In this paper I focused on conduct arguments in one community’s school board election debates. Of interest was the fact that conduct was not treated as an issue by both sets of candidates. The challengers, who were arguing that the incumbents were behaving inappropriately, foregrounded the issue whereas the incumbents largely ignored it. As Crosswhite (1996: 112) has noted, “there can be a conflict about what a conflict is about.” Conflicts about how to frame “the real issue” seem especially probable when one party is proposing that it is the other party’s conduct that is the issue. In the Rocky Mountain instance, the challenging candidates’ position that conduct should be the focal election issue was persuasive. This outcome, I expect, is often not the case as conduct arguments are delicate endeavors with high potential for backfiring. To sum it up, a speaker’s conversational style in making conduct arguments is inevitably treated as a lived display of the speaker’s own code of conduct. In making claims about conduct the space between issues and persons becomes microscopic. When the issue is an other’s conduct, a speaker’s own conduct becomes an issue. In arguments about conduct, platitudes are useful: They enable speakers to render evaluation, to mean considerably than they say, and do so without appearing nasty and attacking.

NOTES
i. Non-incumbents in the three contested districts carried between 57.8% and 63.6% of the vote. The Daily Camera, (November 5, 1997).

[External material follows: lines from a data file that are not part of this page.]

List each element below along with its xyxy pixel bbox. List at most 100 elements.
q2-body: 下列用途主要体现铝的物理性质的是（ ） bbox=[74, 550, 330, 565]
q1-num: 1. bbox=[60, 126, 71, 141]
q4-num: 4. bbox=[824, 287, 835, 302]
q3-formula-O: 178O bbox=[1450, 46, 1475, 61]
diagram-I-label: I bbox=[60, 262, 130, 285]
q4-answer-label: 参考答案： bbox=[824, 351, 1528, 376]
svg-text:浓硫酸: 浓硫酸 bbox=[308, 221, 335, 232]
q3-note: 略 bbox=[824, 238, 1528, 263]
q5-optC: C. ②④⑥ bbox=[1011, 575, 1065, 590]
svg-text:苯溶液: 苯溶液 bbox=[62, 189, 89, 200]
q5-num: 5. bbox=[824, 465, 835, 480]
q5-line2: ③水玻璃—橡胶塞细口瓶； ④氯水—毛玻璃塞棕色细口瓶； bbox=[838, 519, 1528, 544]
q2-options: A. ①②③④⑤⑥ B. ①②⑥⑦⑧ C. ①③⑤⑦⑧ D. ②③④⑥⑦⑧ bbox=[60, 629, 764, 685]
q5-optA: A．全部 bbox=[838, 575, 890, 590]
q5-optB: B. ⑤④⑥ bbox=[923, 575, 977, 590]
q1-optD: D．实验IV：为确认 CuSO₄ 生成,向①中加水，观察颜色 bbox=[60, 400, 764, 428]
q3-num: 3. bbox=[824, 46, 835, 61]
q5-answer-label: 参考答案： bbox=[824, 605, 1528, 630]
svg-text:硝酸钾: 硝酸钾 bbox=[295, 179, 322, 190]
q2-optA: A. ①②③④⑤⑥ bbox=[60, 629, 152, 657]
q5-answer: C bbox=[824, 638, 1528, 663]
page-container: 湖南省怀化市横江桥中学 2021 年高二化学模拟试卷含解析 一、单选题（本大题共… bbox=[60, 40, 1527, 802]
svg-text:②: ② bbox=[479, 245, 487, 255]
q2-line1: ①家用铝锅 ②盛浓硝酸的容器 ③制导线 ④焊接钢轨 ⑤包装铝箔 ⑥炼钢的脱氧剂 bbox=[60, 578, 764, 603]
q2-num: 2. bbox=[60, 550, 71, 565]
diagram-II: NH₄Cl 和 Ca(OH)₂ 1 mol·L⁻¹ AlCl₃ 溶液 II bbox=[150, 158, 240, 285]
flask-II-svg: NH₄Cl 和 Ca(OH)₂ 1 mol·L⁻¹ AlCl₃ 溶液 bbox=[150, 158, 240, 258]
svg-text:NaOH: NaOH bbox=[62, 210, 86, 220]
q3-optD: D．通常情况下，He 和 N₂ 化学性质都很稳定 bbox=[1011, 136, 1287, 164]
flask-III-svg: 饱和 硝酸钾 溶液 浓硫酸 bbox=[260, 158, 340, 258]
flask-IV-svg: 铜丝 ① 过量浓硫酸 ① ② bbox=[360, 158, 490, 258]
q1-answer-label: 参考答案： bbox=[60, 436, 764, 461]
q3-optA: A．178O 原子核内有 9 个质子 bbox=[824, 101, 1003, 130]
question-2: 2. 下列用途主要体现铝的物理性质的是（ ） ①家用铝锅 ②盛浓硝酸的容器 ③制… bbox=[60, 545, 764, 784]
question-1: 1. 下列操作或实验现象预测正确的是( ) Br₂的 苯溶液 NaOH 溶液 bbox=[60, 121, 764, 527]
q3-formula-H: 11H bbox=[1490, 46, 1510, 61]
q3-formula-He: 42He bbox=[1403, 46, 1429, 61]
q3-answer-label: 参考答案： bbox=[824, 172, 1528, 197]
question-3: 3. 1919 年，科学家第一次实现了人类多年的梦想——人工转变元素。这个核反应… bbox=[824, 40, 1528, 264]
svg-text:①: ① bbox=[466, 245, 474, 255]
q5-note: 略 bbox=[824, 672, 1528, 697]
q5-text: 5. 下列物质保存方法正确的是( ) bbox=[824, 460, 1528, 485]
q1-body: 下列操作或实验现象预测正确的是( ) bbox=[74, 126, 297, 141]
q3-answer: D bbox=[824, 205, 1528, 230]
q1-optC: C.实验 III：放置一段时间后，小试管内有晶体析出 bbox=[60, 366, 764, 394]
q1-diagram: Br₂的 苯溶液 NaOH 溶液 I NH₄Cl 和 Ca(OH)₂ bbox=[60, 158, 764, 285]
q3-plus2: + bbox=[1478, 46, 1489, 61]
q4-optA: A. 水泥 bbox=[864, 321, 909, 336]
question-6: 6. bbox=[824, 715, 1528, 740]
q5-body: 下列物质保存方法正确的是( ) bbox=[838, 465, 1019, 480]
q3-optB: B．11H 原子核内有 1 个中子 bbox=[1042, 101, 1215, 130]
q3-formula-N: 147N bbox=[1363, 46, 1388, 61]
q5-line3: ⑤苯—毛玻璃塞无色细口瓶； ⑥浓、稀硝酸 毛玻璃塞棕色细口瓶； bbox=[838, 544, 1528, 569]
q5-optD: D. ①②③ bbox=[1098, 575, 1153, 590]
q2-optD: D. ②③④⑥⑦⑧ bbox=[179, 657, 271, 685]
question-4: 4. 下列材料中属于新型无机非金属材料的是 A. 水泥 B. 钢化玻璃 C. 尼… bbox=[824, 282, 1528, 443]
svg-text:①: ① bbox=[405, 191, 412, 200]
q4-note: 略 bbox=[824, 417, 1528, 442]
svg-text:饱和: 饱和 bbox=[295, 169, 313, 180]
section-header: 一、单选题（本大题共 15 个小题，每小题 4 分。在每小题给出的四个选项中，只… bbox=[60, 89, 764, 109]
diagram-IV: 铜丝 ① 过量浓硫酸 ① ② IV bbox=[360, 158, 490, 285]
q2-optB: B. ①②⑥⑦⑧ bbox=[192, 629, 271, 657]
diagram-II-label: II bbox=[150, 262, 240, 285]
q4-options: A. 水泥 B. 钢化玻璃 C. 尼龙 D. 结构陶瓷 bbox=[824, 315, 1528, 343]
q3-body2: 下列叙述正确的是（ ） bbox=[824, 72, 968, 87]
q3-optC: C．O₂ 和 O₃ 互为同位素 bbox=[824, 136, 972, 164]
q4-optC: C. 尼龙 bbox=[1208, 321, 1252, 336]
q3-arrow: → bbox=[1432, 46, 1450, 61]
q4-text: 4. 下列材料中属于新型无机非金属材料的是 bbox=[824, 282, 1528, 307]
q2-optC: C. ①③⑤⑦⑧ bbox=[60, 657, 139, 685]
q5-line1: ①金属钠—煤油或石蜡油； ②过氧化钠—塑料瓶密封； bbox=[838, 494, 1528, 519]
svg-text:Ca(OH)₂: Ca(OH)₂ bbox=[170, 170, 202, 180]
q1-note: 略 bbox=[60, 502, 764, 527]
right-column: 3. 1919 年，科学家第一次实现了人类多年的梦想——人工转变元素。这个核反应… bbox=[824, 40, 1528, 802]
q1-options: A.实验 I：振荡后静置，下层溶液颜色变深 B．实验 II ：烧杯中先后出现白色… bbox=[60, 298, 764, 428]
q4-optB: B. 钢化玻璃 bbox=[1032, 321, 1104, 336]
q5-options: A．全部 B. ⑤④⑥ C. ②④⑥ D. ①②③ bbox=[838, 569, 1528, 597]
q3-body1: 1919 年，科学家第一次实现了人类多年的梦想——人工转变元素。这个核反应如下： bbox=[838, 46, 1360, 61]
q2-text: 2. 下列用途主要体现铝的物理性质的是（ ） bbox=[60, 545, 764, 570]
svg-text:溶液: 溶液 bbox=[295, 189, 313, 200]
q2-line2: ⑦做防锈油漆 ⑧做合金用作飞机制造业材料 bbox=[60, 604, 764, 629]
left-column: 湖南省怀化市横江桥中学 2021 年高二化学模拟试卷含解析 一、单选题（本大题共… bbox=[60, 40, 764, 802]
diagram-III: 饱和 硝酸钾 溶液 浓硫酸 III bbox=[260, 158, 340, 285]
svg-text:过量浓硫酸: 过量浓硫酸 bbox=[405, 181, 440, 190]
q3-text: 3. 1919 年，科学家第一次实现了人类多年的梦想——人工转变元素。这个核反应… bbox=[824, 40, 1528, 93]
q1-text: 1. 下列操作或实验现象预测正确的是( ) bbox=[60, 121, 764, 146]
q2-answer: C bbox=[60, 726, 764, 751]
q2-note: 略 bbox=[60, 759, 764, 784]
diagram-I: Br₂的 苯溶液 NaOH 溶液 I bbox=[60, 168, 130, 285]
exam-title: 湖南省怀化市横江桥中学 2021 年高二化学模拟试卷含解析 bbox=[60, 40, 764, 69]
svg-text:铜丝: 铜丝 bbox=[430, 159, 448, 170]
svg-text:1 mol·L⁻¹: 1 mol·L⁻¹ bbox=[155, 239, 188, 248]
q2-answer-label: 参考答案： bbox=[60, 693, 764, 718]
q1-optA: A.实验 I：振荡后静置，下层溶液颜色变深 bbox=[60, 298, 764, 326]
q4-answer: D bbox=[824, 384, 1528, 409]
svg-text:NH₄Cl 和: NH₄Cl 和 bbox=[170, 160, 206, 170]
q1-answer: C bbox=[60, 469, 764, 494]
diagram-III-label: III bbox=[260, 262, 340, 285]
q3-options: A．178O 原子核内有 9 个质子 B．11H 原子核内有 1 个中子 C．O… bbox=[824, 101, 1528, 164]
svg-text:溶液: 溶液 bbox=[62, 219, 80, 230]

ii. The Daily Camera, (November 5, 1997).
iii. In the early stages I did audiotaping. Roughly 20% of the tapes are in audiotape form only.
iv. Action-implicative discourse analysis is a method to aid developing grounded practical theories (Craig, 1989, Craig & Tracy, 1995). In addition to identifying problems and conversational practices, it also investigates participants’ normative beliefs about the focal practice.
v. Names of the candidates and school district have been changed.
vi. The numbers “75-2” came from a public comment made to the Board by a high school Language Arts teacher (December 19, 1996). Whether there were exactly 77 language arts teachers who voted or whether the speaker is using the number “75” as an approximate round number to represent the relative degree of opposition is unclear.
vii. The Sunday Camera (September 7, 1997).
viii. Statement added to agenda in October, 1996.
ix. This statement was the main one that was discussed. Consensus decision-making is routinely distinguished from majority rule decision-making. Whether the group’s confusion about these terms was ignorance about the term’s meanings or a strategic move to define and associate majority rule decisions with the more positive and socially valued term (consensus) is not entirely clear. The 1995-97 Board was a highly educated group of people. No one had less that a college degree, two of the members had law degrees and two others had Ph.D.s. It was this item about consensus and majority rule that led one Board member in the minority faction to vote against the protocol. In voting negatively, though, she marked her agreement with the rest of the conduct statements.
x. The Daily Camera, (November 3, 1997).
xi. Speaker numbers indicate the position order in which the candidate gave opening commments.
xii. Sunday Camera, (September 7, 1997).